I expect that to change soon, now that I feel like I have a better knowledge of the real Bowie. This is thanks to the BBC documentary David Bowie: Finding Fame. Directed by Francis Whately, this is the last of his Bowie Trilogy. The first two are Five Years and The Last Five Years. Those covered Bowie’s period of great success and the years before his death. Finding Fame chronicles what happened before all those.
Did you know that Bowie was in part of The Riot Squad Band, that nobody seems to have heard of? Did you know that he used to sing songs by the Kinks of The Who? Did you know that he was constantly in search of an image while trying to make it in London? Think Major Tom, Aladdin Sane, Space Man and others. The greatest of them all was Ziggy Stardust whom Bowie famously killed onstage in 1973 after he made it big. All of these and more are in Finding Fame.
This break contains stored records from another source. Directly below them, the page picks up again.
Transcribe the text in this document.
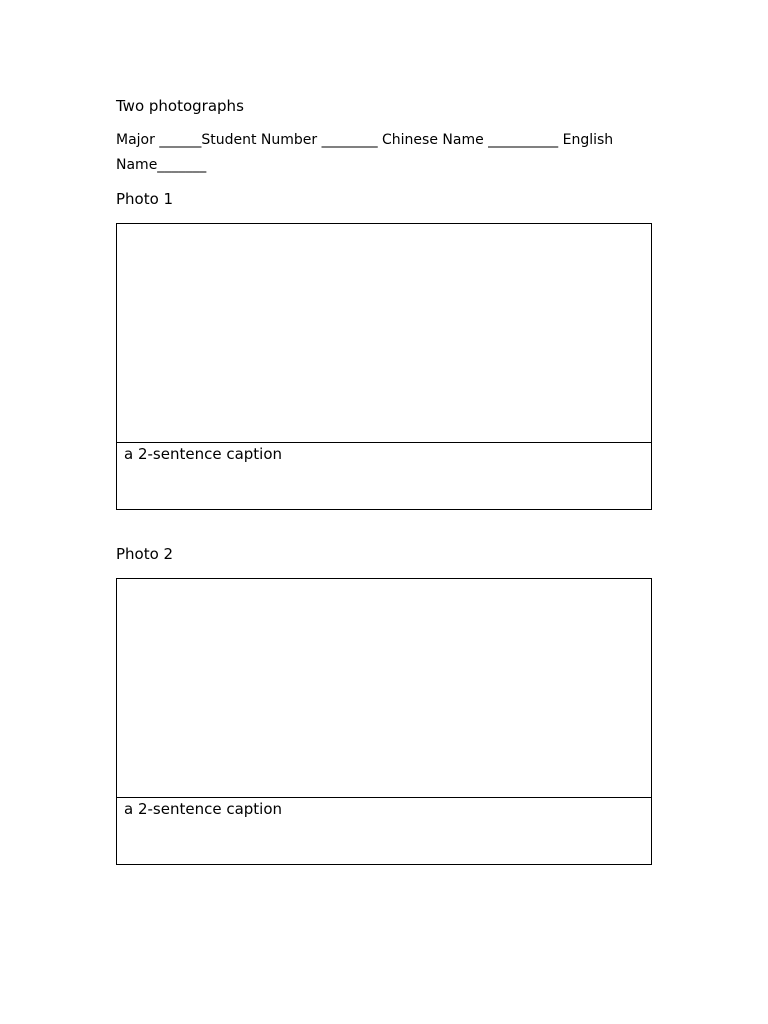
Two photographs
Major ______Student Number ________ Chinese Name __________ English
Name_______
Photo 1
a 2-sentence caption
Photo 2
a 2-sentence caption
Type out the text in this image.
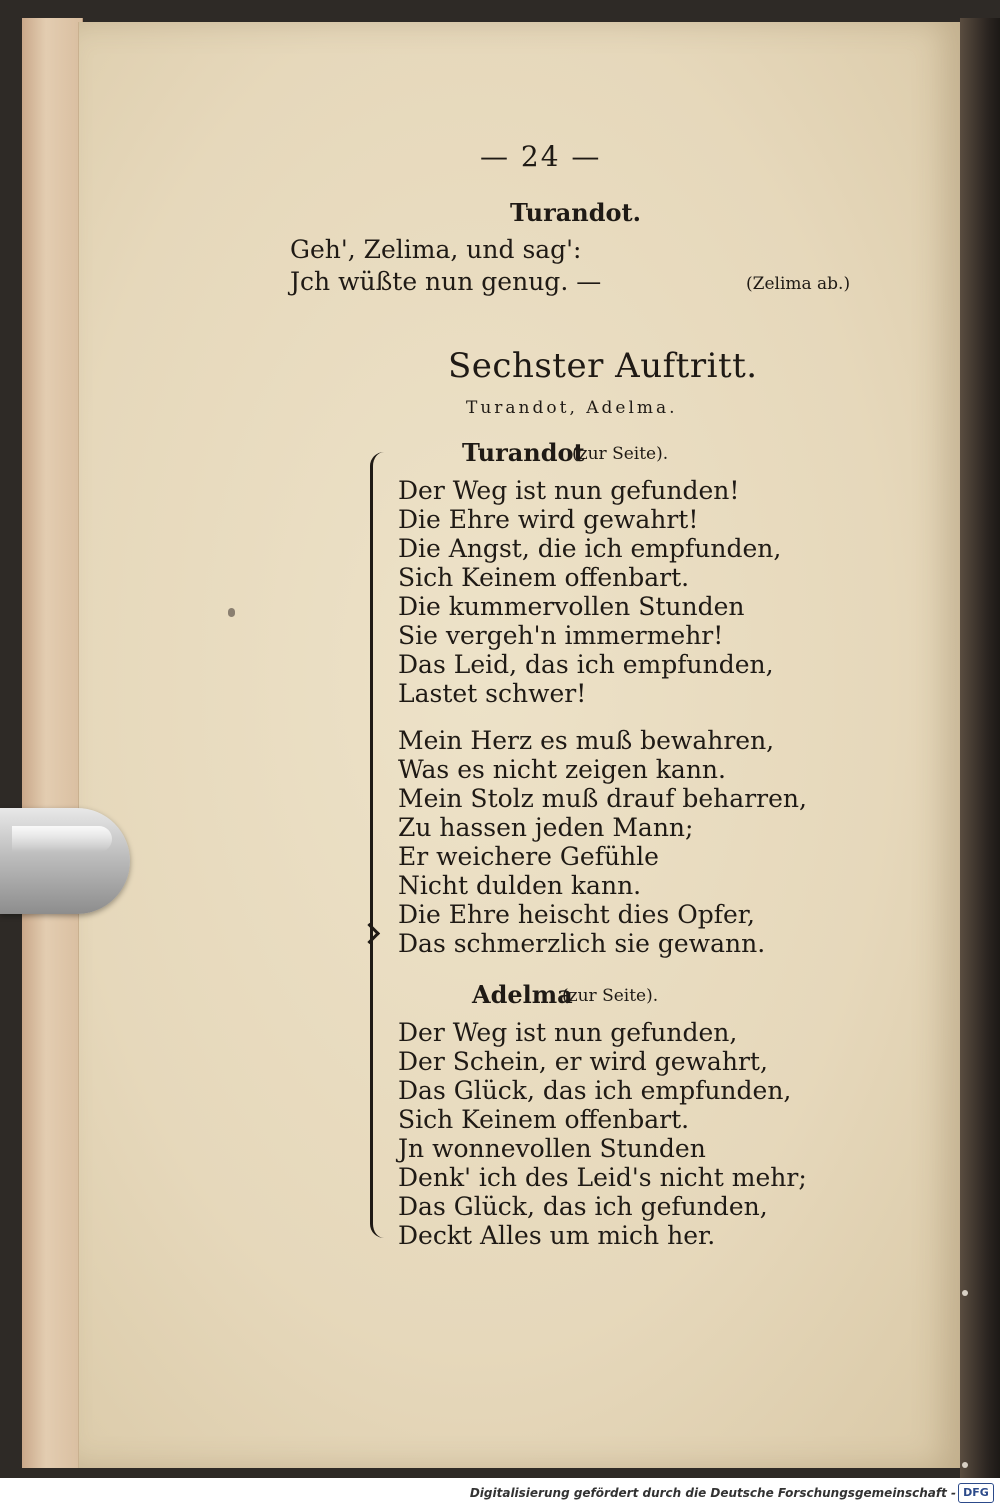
— 24 —
Turandot.
Geh', Zelima, und sag':
Jch wüßte nun genug. —	(Zelima ab.)
Sechster Auftritt.
Turandot, Adelma.
Turandot
(zur Seite).
Der Weg ist nun gefunden!
Die Ehre wird gewahrt!
Die Angst, die ich empfunden,
Sich Keinem offenbart.
Die kummervollen Stunden
Sie vergeh'n immermehr!
Das Leid, das ich empfunden,
Lastet schwer!
Mein Herz es muß bewahren,
Was es nicht zeigen kann.
Mein Stolz muß drauf beharren,
Zu hassen jeden Mann;
Er weichere Gefühle
Nicht dulden kann.
Die Ehre heischt dies Opfer,
Das schmerzlich sie gewann.
Adelma
(zur Seite).
Der Weg ist nun gefunden,
Der Schein, er wird gewahrt,
Das Glück, das ich empfunden,
Sich Keinem offenbart.
Jn wonnevollen Stunden
Denk' ich des Leid's nicht mehr;
Das Glück, das ich gefunden,
Deckt Alles um mich her.
Digitalisierung gefördert durch die Deutsche Forschungsgemeinschaft - DFG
The unauthorized docu uses archival footage of Bowie and interviews with close friends, like an ex-member of Spiders from Mars Woody Woodmansey, an ex-girlfriend and muse Hermione Farthingale and others who knew Bowie during the early days. No relatives joined in but I guess they were just being protective of the man. Best of all, though, there are lots of old and rare recordings in the soundtrack, Letter to Hermione, All the Madmen, London Boys, including my favorite, “Ground control…”
Now, Linda Ronstadt is one artist I easily relate to. Not only because there was a time when I wanted to sing Hurt So Bad, Ooh Baby, Baby and Blue Bayou. It is also because, from country rocker, I Fall to Pieces, I Can’t Help It If I’m Still in Love with You, she switched to I’ve Got a Crush on You, Someone to Watch Over Me, I’m a Fool to Want You and other standards with Frank Sinatra’s great arranger Nelson Riddle. Those albums were utterly divine. Just so you’d remember, she also had hit duets like Somewhere Out There with James Ingram and Don’t Know Much with Aaron Neville.
Now 74 years old, retired and suffering from Parkinson’s Disease, she has decided to tell her story in the documentary, The Sound of My Voice. Winner at the 63rd Grammy Awards for Best Music Film, it tells Ronstadt’s life story from her childhood singing Mexican canciones in Arizona to her rock period with the band Stone Poneys and her time with the Eagles and then onto major success as one of the first and the biggest crossover divas of them all and then up to her retirement in 2011.
Ronstadt herself narrates the film. And as usually happens when the subject cooperates, the docu presents such a wealth of materials for the audience to feast on. The live performances are stunning, particularly the diva medley with Stevie Nicks, Emmylou Harris, Sheryl Crow, Bonnie Raitt and Carrie Underwood performed when Ronstadt was inducted into the Rock and Roll Hall of Fame. And lots of interviewees with interesting stories, Cameron Crowe, Aaron Neville, Kevin Kline, Glen Frey, David Geffen, Peter Asher, Jackson Browne, Dolly Parton and so many more.
Directors Jeffrey Friedman and Rob Epstein show very little of the present-day Ronstadt. But who cares, there are more than enough of her pretty old self to go around. Come to think of it, The Sound of My Voice is more than her story. It is a cross section of pop music history told by somebody who was a very important part of it.